A Beginner's Guide to Trusts
A trust is a legal document between a settlor and trustees, where the trustees hold assets that previously belonged to the settlor. The trustees then use these assets to benefit one or multiple beneficiaries. In more simple terms, a trust allows a settlor to gift their assets to beneficiaries via trustees, who are responsible for the gift until it is given to the beneficiaries. The following guide details some of the main features of a trust and explains how to set up a trust and in what circumstances a trust may be relevant and valuable.
Who is Needed to Set Up a Trust?
In order to successfully set up a trust, there are three groups of people required. They are most frequently referred to in the following ways: settlor(s), trustee(s), beneficiary/beneficiaries. The definitions of each group are as follows:
- Settlor: The settlor is the person or people who set up the trust and have the gift to give. The settlor decides who the trustees and beneficiaries of the gift should be.
- Trustee: The trustees are the people that are responsible for looking after the gift on behalf of the beneficiaries.
- Beneficiary: The beneficiary is the person (or people) who will receive the gift.
Who Can Be a Trustee?
Trustees can be relatives or friends of the settlor, or can be professionals, such as solicitors, insurance companies or accountants. Most settlors choose to have a mixture or professional and personal trustees, with the recommended number of trustees being between two and four. The relative or friend acting as a trustee will usually also know the beneficiary, whereas the professional will have a sound understanding of the legalities of trusts and trust management. By having a mixture of trustee sources, the beneficiary is more likely to receive the most from the gift.
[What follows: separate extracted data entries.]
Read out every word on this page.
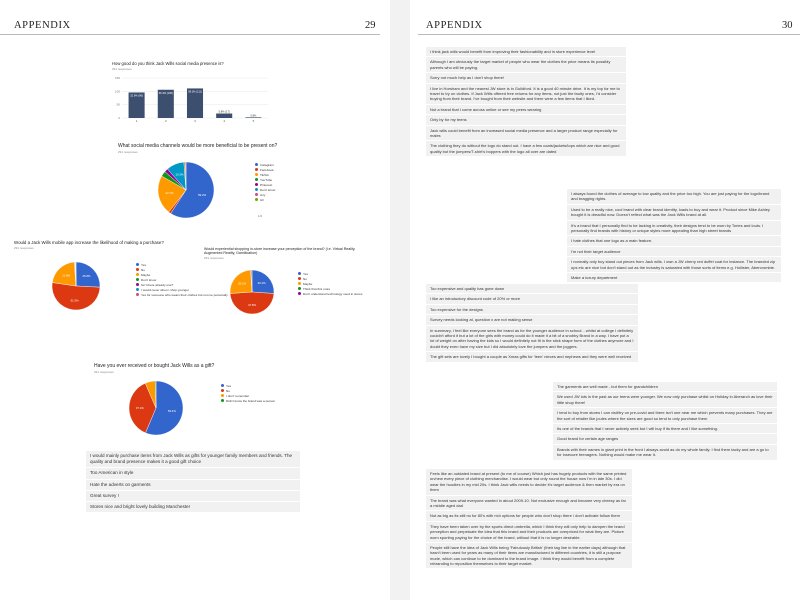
APPENDIX	29
How good do you think Jack Wills social media presence is?
291 responses
0
50
100
150
32.9% (96)
1
36.4% (106)
2
38.1% (111)
3
5.8% (17)
4
0.8%
5
What social media channels would be more beneficial to be present on?
291 responses
59.2%
22.7%
10.3%
Instagram
Facebook
TikTok
YouTube
Pinterest
Don't know
Any
All
1/2
Would a Jack Wills mobile app increase the likelihood of making a purchase?
291 responses
25.8%
51.5%
21.6%
Yes
No
Maybe
Don't know
Isn't there already one?
I would never when I shop younger
Yes for someone who wears their clothes but not me personally
Would experiential shopping in-store increase your perception of the brand? (i.e. Virtual Reality, Augmented Reality, Gamification)
291 responses
26.1%
47.8%
25.1%
Yes
No
Maybe
Think that this more
Don't understand technology used in stores
Have you ever received or bought Jack Wills as a gift?
291 responses
56.4%
37.1%
Yes
No
I don't remember
Didn't know the brand was a person
I would mainly purchase items from Jack Wills as gifts for younger family members and friends. The quality and brand presence makes it a good gift choice
Too American in style
Hate the adverts on garments
Great survey !
Stores nice and bright lovely building Manchester
APPENDIX	30
I think jack wills would benefit from improving their fashionability and in store experience level
Although I am obviously the target market of people who wear the clothes the price means its possibly parents who will be paying.
Sorry not much help as I don't shop there!
I live in Horsham and the nearest JW store is in Guildford. It is a good 40 minute drive. It is my top for me to travel to try on clothes. If Jack Wills offered free returns for any items, not just the faulty ones, I'd consider buying from their brand. I've bought from their website and there were a few items that I liked.
Not a brand that I come across online or see my peers wearing
Only by for my teens
Jack wills could benefit from an increased social media presence and a larger product range especially for males
The clothing they do without the logo do stand out. I have a few coats/jackets/tops which are nice and good quality but the jumpers/T-shirt's boppers with the logo all over are dated
I always found the clothes of average to low quality and the price too high. You are just paying for the logo/brand and bragging rights.
Used to be a really nice, cool brand with clear brand identity, loads to buy and wear it. Product since Mike Ashley bought it is dreadful now. Doesn't reflect what was the Jack Wills brand at all.
It's a brand that I personally find to be lacking in creativity, their designs tend to be worn by Tories and louts. I personally find brands with history or unique styles more appealing than high street brands
I hate clothes that one logo as a main feature.
I'm not their target audience
I normally only buy stand out pieces from Jack wills. I own a JW cherry red duffel coat for instance. The branded zip ups etc are nice but don't stand out as the industry is saturated with those sorts of items e.g. Hollister, Abercrombie.
Make a luxury department
Too expensive and quality has gone down
I like an introductory discount code of 20% or more
Too expensive for the designs
Survey needs looking at, question x are not making sense
In summary, I feel like everyone sees the brand as for the younger audience in school... whilst at college I definitely couldn't afford it but a lot of the girls with money could do it made it a bit of a snobby Brand in a way. I have put a lot of weight on after having the kids so I would definitely not fit in the stick shape form of the clothes anymore and I doubt they even have my size but I did absolutely love the jumpers and the joggers.
The gift sets are lovely I bought a couple as Xmas gifts for 'teen' nieces and nephews and they were well received
The garments are well made - but them for grandchildren
We used JW lots in the past as our teens were younger. We now only purchase whilst on Holiday in Aberarch as love their little shop there!
I tend to buy from stores I can visit/try on pre-covid and there isn't one near me which prevents many purchases. They are the sort of retailer like joules where the sizes are good so tend to only purchase them
Its one of the brands that I never actively seek but I will buy if its there and I like something.
Good brand for certain age ranges
Brands with their names in giant print in the front I always avoid as do my whole family. I find them tacky and are a go to for insecure teenagers. Nothing would make me wear it.
Feels like an outdated brand at present (to me of course) Which just has hugely products with the same printed on/new every piece of clothing merchandise. I would wear but only round the house now I'm in late 30s. I did wear the hoodies in my mid 20s. I think Jack wills needs to decide it's target audience & then market by era on them
The brand was what everyone wanted in about 2009-10. Not exclusive enough and became very cheesy as far a middle aged dad
Not as big as its still no for 80's with rich options for people who don't shop there / don't activate follow them
They have been taken over by the sports direct umbrella, which I think they will only help to dampen the brand perception and perpetuate the idea that this brand and their products are overpriced for what they are. Picture worn sporting paying for the choice of the brand, without that it is no longer desirable.
People still have the idea of Jack Wills being 'Fabulously British' (their tag line in the earlier days) although that hasn't been used for years as many of their items are manufactured in different countries, it is still a purpose mode, which can continue to be dominant to the brand image. I think they would benefit from a complete rebranding to reposition themselves to their target market.
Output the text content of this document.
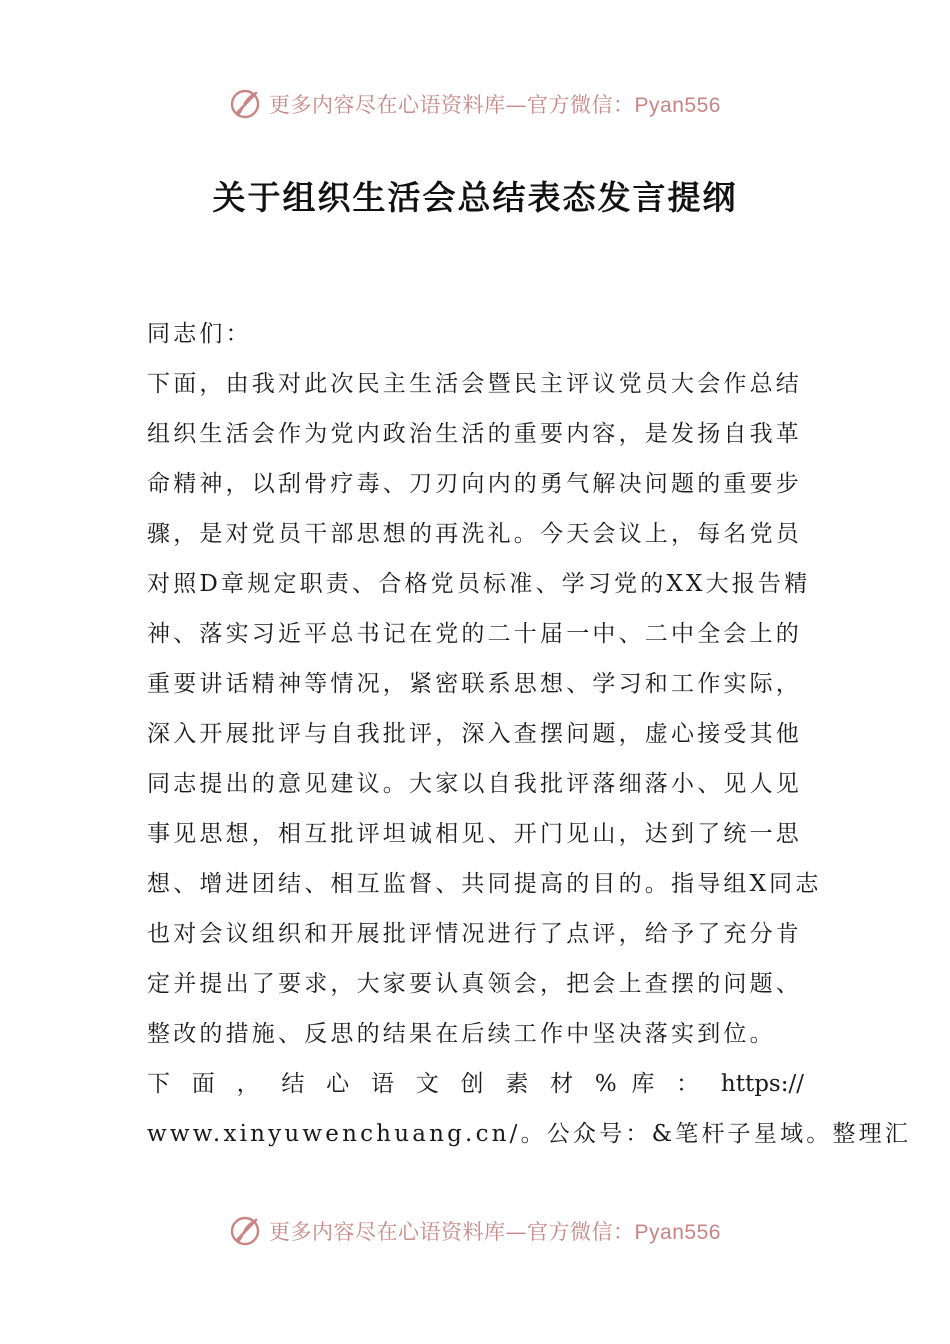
更多内容尽在心语资料库—官方微信：Pyan556
关于组织生活会总结表态发言提纲
同志们：
下面，由我对此次民主生活会暨民主评议党员大会作总结
组织生活会作为党内政治生活的重要内容，是发扬自我革
命精神，以刮骨疗毒、刀刃向内的勇气解决问题的重要步
骤，是对党员干部思想的再洗礼。今天会议上，每名党员
对照D章规定职责、合格党员标准、学习党的XX大报告精
神、落实习近平总书记在党的二十届一中、二中全会上的
重要讲话精神等情况，紧密联系思想、学习和工作实际，
深入开展批评与自我批评，深入查摆问题，虚心接受其他
同志提出的意见建议。大家以自我批评落细落小、见人见
事见思想，相互批评坦诚相见、开门见山，达到了统一思
想、增进团结、相互监督、共同提高的目的。指导组X同志
也对会议组织和开展批评情况进行了点评，给予了充分肯
定并提出了要求，大家要认真领会，把会上查摆的问题、
整改的措施、反思的结果在后续工作中坚决落实到位。
下 面 ， 结 心 语 文 创 素 材 % 库 ： https://
www.xinyuwenchuang.cn/。公众号：&笔杆子星域。整理汇
更多内容尽在心语资料库—官方微信：Pyan556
What Are the Responsibilities of the Trustee?
The settlor may have specified a variety of different responsibilities and roles that trustees are to carry out in the trust. Trust laws may further the responsibilities and obligations of the trustee, but for taxation purposes, the following responsibilities apply:
- The trust must be registered with the Inland Revenue
- Maintain records of the capital gains and interest of the trust
- Complete an annual tax return
- Making tax payments on the income and capital gains of the trust
- Supplying the beneficiaries with certificates of the income that they have received from the trust in the tax year and how much tax has been deducted by the trustees.
Why Set Up a Trust?
There are a variety of reasons why setting up a trust might be beneficial and valuable. Often, trusts are arranged by way of reducing inheritance tax bills when the settlor dies. Alternatively, many people use a trust when their gift is to be given to a child, who will be too young to manage their finances. Trusts may also be used by way of gifting to individuals who have disabilities or restrictions in their ability to manage the gift independently, and so a trustee is responsible for the management of the gift, ensuring that it benefits the beneficiary.
Types of Trust
There are various types of trust, but most will commonly fall into the following options:
1. Bare Trusts
Bare trusts are often referred to as ‘simple trusts'. This type of trust enables each beneficiary to have an immediate and full right to the capital and income of the trust. The beneficiaries of the trust maintain the right to take actual possession of trust property. In a bare trust, the trust is held in the name of a trustee, but the trustee is not able to determine the amount of income that a beneficiary receives from the trust. Therefore, in a bare trust, the trustee has no active responsibilities.
2. Interest in Possession Trusts
An interest in possession trust exists when a beneficiary (known as an income beneficiary in this instance), has a current legal right to the income of the trust as it occurs. All of the income received, less trustee expenses and tax, is passed to the beneficiary. The trustees in this instance, depending on the terms of the trust, may be able to pass capital to the beneficiaries, even though theirs is only the legal right to income.
3. Discretionary Trusts
Most trusts fall into the category of discretionary trusts, which give the greatest flexibilities in trust management to the trustees. Trustees have a wider area of options into how to manage the trust and the financial benefits that they give to beneficiaries.
As the title suggests, trustees have greater discretion on how and when to make payments to the beneficiaries. Trustees of discretionary trusts can decide:
- How much to pay beneficiaries
- To which beneficiaries of beneficiary groups payments are made
- How often payments are made
- Any limitations or conditions that are imposed on beneficiary payments.
Trustees of discretionary trusts may or may not be able to receive an income from the trust as long as the law allows it. The settlor may also maintain some management of the trust through a Letter of Wishes. Although this is not a legally binding request, the Letter of Wishes enables a settlor to communicate up to date wishes for the trust.
4. Accumulation and Maintenance Trusts
An accumulation and maintenance trust is a trust that allows beneficiaries to become the recipient of property or the income when they reach a specific age (no more than 25). The income of the trust can be used by trustees for the maintenance of the beneficiaries prior to the beneficiary having possession of the property/income.
Trustees of this type of trust are given the authority to accumulate the income of the trust until a certain time, at which point the beneficiaries will be in receipt of the property and/or income of the trust.